Photography: Different Flash Options
One of the most valuable tools that I have in my office that I absolutely could not work with if I were to have a problem with that piece of instrument that day is my camera. If you would have told me the day I got out of dental school that I would need a camera to do dentistry, I would wonder why?
Photography has come a long way
When I first opened my practice, I thought I was very lucky because I was shooting in 35 millimeter slide film, and I had a film store right below my office. I was able to take that film downstairs and drop it off and get it back in just a few days. We have obviously come a long way from there, and it gives us the ability to be able to evaluate or look diagnostically at images as soon as the images are registered. What we have to understand is is that although the brains and body of the camera, now has the resolution and the acuity to give us all the detail that we need. It is about the light that we put on our subject that can create an inference on how that information is recorded.
Ring flash and twin-point flash
Ring flashes are a great place to start. They cast the entire subject in an even bath of light, across all textures and depths. However, that is not how we would view the subject in nature; it is not always an even bath of light. There are specific angles in which light comes in and is reflected.
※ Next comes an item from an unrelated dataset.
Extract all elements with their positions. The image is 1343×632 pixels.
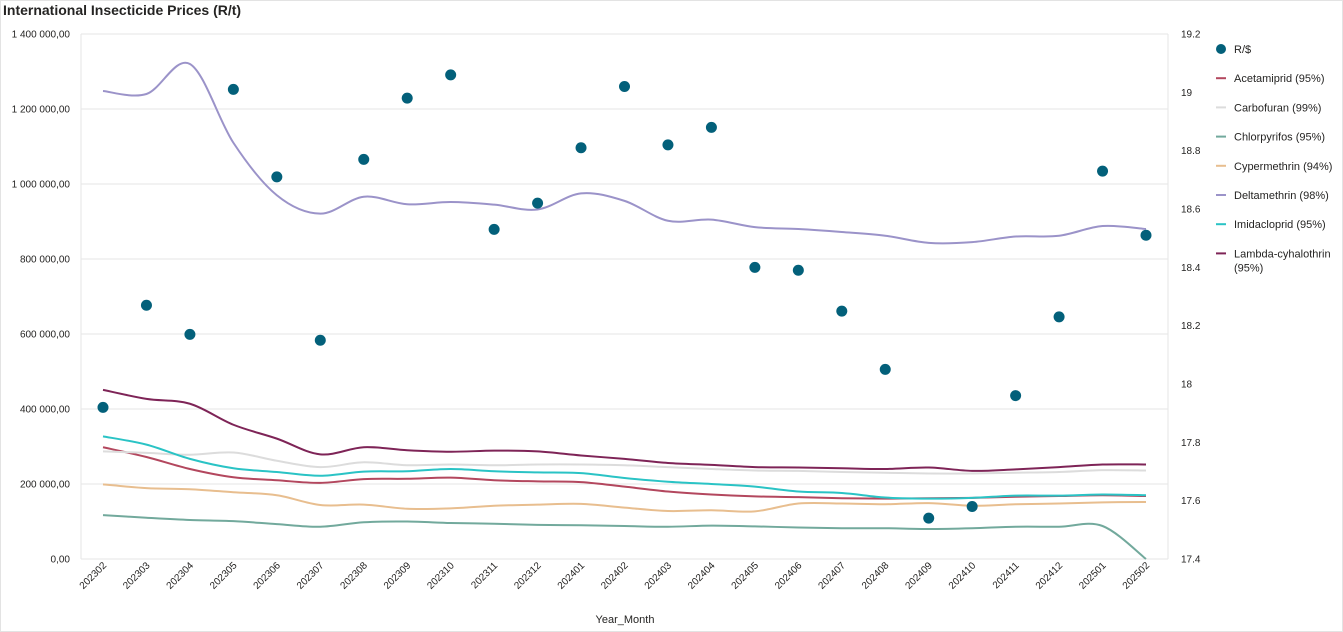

Twin point flashes orient the light source on either side of the lens. The advantage of a twin flash is that it brings light from specific angulation that allows us to pick up some additional diagnostic information.
Certain flashes help capture the textures and contours of our restorations.
That diagnostic information may be the labial contours, the texture, the luster of the surfaces of the tooth that are even more important today than what they ever used to be because we are often scanning cases. The models that we fabricate from scanned cases may not replicate all of that texture. During the source of communication in a remote location for indirect restorations, the laboratory technician may rely upon those images in order to try to balance out your restoration with the rest of the smile.
Flashes are an artificial light source that will create artifacts
We know what artifacts are in radiographs because they are portions of the image that really don’t exist that way in nature.The same thing happens in flash photography. The reflection from the subject to the lens that is then received by the sensor really is a devoid area of information that needs to be either removed for diagnostic purposes or otherwise softened in order to make a subject more beautiful. We would remove those spectral reflections with a process called cross polarization or we may soften or enhance our subject by using something like softboxes. Although softboxes will make your dentistry look beautiful, they also remove a lot of diagnostic information are not necessarily part of our protocol in communication to the laboratory. Things like cross polarization and utilization of twin flashes are something that are very valuable in mastering in dental photography.